The speech is free and open to the public. It is sponsored by the Center for Russian and East European Studies, the Institute for International Studies, Stanford in Government and the Hoover Institution.
Walesa, considered by many to be the father of the populist movement that toppled Communism in Eastern Europe, is currently on a speaking tour of the United States and Great Britain. The title of his Stanford address will be "The Present and Future of Democracy in Poland."
The movement that Walesa started was one of the first major steps in bringing down Communism in Poland, which happened in 1989, and it helped sparked democratization movements in other Soviet bloc countries.
In 1967, Walesa went to work as an electrician at the Lenin Shipyard in Gdansk. In 1970, workers rioted against high food prices, and many demonstrators were gunned down by government troops.
On Aug. 14, 1980, Walesa and other workers initiated a strike that turned into a massive protest against the Communist government in Poland. On Aug. 31, 1980, the government agreed to permit formation of an independent union, the first to be allowed in any Soviet bloc country.
In December 1981, the government attempted to crush the union, imposing martial law. Solidarity was outlawed and most of its leaders arrested. Walesa was detained for nearly a year. When he won the Nobel Peace Prize in 1983, his wife accepted in Oslo so that Walesa would not be involuntarily exiled.
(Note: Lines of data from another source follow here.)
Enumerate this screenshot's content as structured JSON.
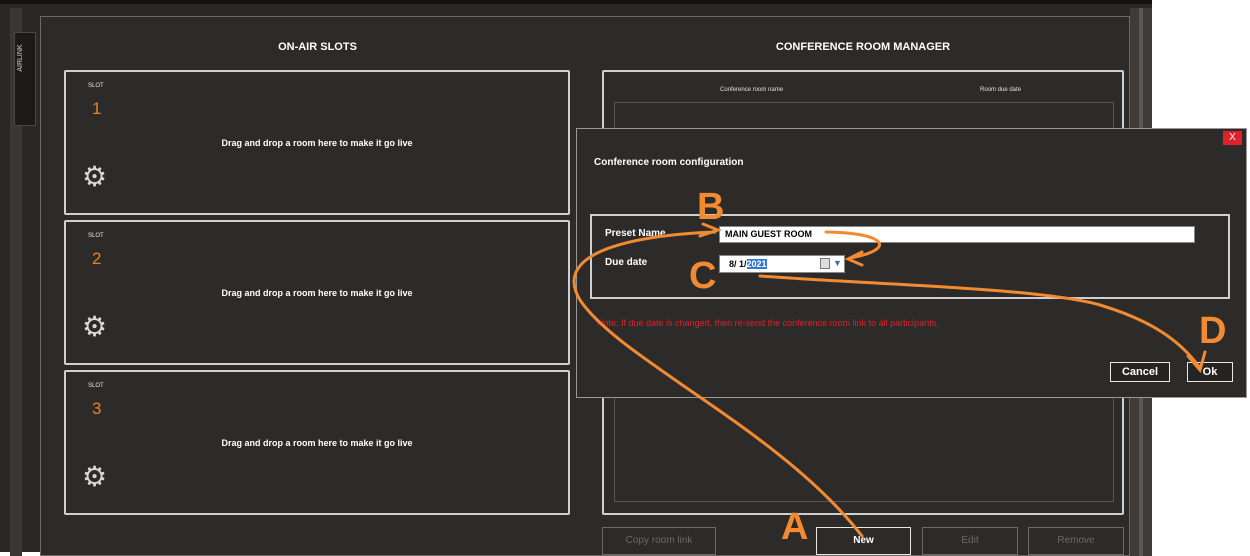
{
  "side_tab": {
    "label": "AIRLINK"
  },
  "slots_panel": {
    "title": "ON-AIR SLOTS",
    "slots": [
      {
        "label": "SLOT",
        "number": "1",
        "message": "Drag and drop a room here to make it go live"
      },
      {
        "label": "SLOT",
        "number": "2",
        "message": "Drag and drop a room here to make it go live"
      },
      {
        "label": "SLOT",
        "number": "3",
        "message": "Drag and drop a room here to make it go live"
      }
    ]
  },
  "room_manager": {
    "title": "CONFERENCE ROOM MANAGER",
    "columns": [
      "Conference room name",
      "Room due date"
    ],
    "buttons": {
      "copy_link": "Copy room link",
      "new": "New",
      "edit": "Edit",
      "remove": "Remove"
    }
  },
  "dialog": {
    "close_label": "X",
    "title": "Conference room configuration",
    "preset_name_label": "Preset Name",
    "preset_name_value": "MAIN GUEST ROOM",
    "due_date_label": "Due date",
    "due_date_prefix": "8/ 1/",
    "due_date_year": "2021",
    "note": "Note: If due date is changed, then re-send the conference room link to all participants.",
    "cancel_label": "Cancel",
    "ok_label": "Ok"
  },
  "annotations": {
    "a": "A",
    "b": "B",
    "c": "C",
    "d": "D"
  },
  "colors": {
    "accent": "#f07f1a",
    "annotation": "#f28a32",
    "note": "#e0212b",
    "selection": "#3478d6"
  }
}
Walesa served as the leader of Solidarity until 1989, fighting for democracy in Poland. He was elected president of the Polish Republic in 1990, succeeding Gen. Wojciech Jaruzelski.
Walesa narrowly lost his 1995 re-election bid, falling to former Communist Aleksander Kwasniewski. After the loss, Walesa said he would continue to campaign against the new Communists, with an eye on the parliamentary elections scheduled for 1997.